É isto, Rovílio, espero que possamos estar traduzindo aqui. Acho que a presença de tanta gente nesta tarde fria atesta que não foi em vão que trabalhaste, mesmo que não estivesses esperando deste plantio uma grande colheita. Mas, como bom italiano que és, bom lavrador, foste multiplicando, misturando o trigo, o vinho, a terra. E o pão está aí, fermentando, crescendo, num processo, que como o Naneto Pipeta dizia, se não mata a fome ao menos empulha, deixa a gente inchado. Apenas para relembrar esta personagem fantástica que mais uma vez teve a mão do Rovílio na sua recolocação em andamento, porque, graças àquela famosa reedição que Frei Rovílio Costa conseguiu, a famosa capinha verde e amarela que todos vão lembrar, voltou esse livro incrível, síntese de toda a presença do italiano do Rio Grande do Sul. Há muitas coisas a dizer, mas apenas queria deixar, aqui, um obrigado ao Rovílio Costa e dizer que, certamente, não é ele que pode se orgulhar com esse pequeno e humilde prêmio da Câmara, mas é a Câmara que terá um orgulho enorme de poder colocar na galeria daqueles agraciados com o prêmio “Érico Veríssimo” o nome do Frei Rovílio Costa.
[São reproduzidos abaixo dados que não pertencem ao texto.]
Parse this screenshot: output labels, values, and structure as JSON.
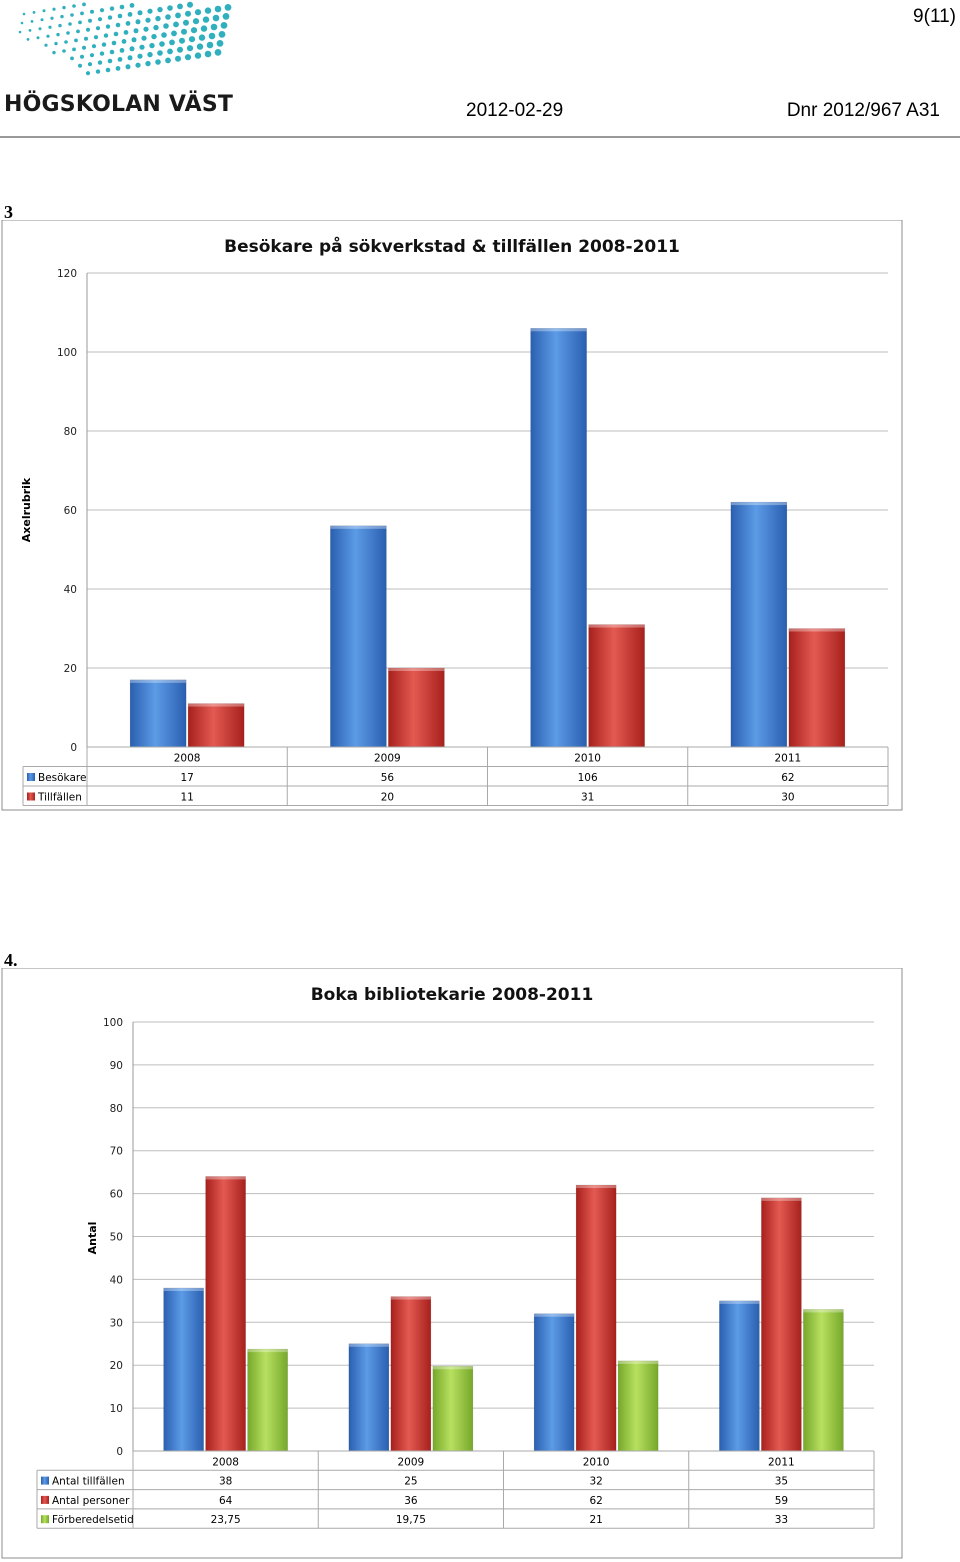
{
  "header": {
    "page_number": "9(11)",
    "logo_text": "HÖGSKOLAN VÄST",
    "date": "2012-02-29",
    "dnr": "Dnr 2012/967 A31",
    "logo_color": "#1aa6b7"
  },
  "sections": {
    "first": "3",
    "second": "4."
  },
  "chart_data": [
    {
      "type": "bar",
      "title": "Besökare på sökverkstad & tillfällen 2008-2011",
      "xlabel": "",
      "ylabel": "Axelrubrik",
      "ylim": [
        0,
        120
      ],
      "yticks": [
        "0",
        "20",
        "40",
        "60",
        "80",
        "100",
        "120"
      ],
      "categories": [
        "2008",
        "2009",
        "2010",
        "2011"
      ],
      "grid": true,
      "legend": "data-table",
      "series": [
        {
          "name": "Besökare",
          "values": [
            17,
            56,
            106,
            62
          ],
          "labels": [
            "17",
            "56",
            "106",
            "62"
          ],
          "color": "#3a78d4"
        },
        {
          "name": "Tillfällen",
          "values": [
            11,
            20,
            31,
            30
          ],
          "labels": [
            "11",
            "20",
            "31",
            "30"
          ],
          "color": "#d13a35"
        }
      ]
    },
    {
      "type": "bar",
      "title": "Boka bibliotekarie 2008-2011",
      "xlabel": "",
      "ylabel": "Antal",
      "ylim": [
        0,
        100
      ],
      "yticks": [
        "0",
        "10",
        "20",
        "30",
        "40",
        "50",
        "60",
        "70",
        "80",
        "90",
        "100"
      ],
      "categories": [
        "2008",
        "2009",
        "2010",
        "2011"
      ],
      "grid": true,
      "legend": "data-table",
      "series": [
        {
          "name": "Antal tillfällen",
          "values": [
            38,
            25,
            32,
            35
          ],
          "labels": [
            "38",
            "25",
            "32",
            "35"
          ],
          "color": "#3a78d4"
        },
        {
          "name": "Antal personer",
          "values": [
            64,
            36,
            62,
            59
          ],
          "labels": [
            "64",
            "36",
            "62",
            "59"
          ],
          "color": "#d13a35"
        },
        {
          "name": "Förberedelsetid",
          "values": [
            23.75,
            19.75,
            21,
            33
          ],
          "labels": [
            "23,75",
            "19,75",
            "21",
            "33"
          ],
          "color": "#9ccc3c"
        }
      ]
    }
  ]
}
Muito obrigado. (Palmas.)

 

(Não revisto pelo orador.)

 

O SR. PRESIDENTE: A Câmara Municipal de Porto Alegre, no dia de hoje, recebe várias pessoas muito conceituadas no cenário sócio-cultural do Estado, que, por todos os méritos, deveriam, inclusive, estar constituindo esta Mesa Diretora dos trabalhos, que se tornou pequena, diante da afluência de tão gratas presenças. Queria registrar como extensão desta Mesa Diretora – pedindo às pessoas a quem vou-me referir agora que se considerem integradas à Mesa – algumas personalidades que, por todos os motivos, justificariam estar integrando o comando administrativo desta Sessão Solene.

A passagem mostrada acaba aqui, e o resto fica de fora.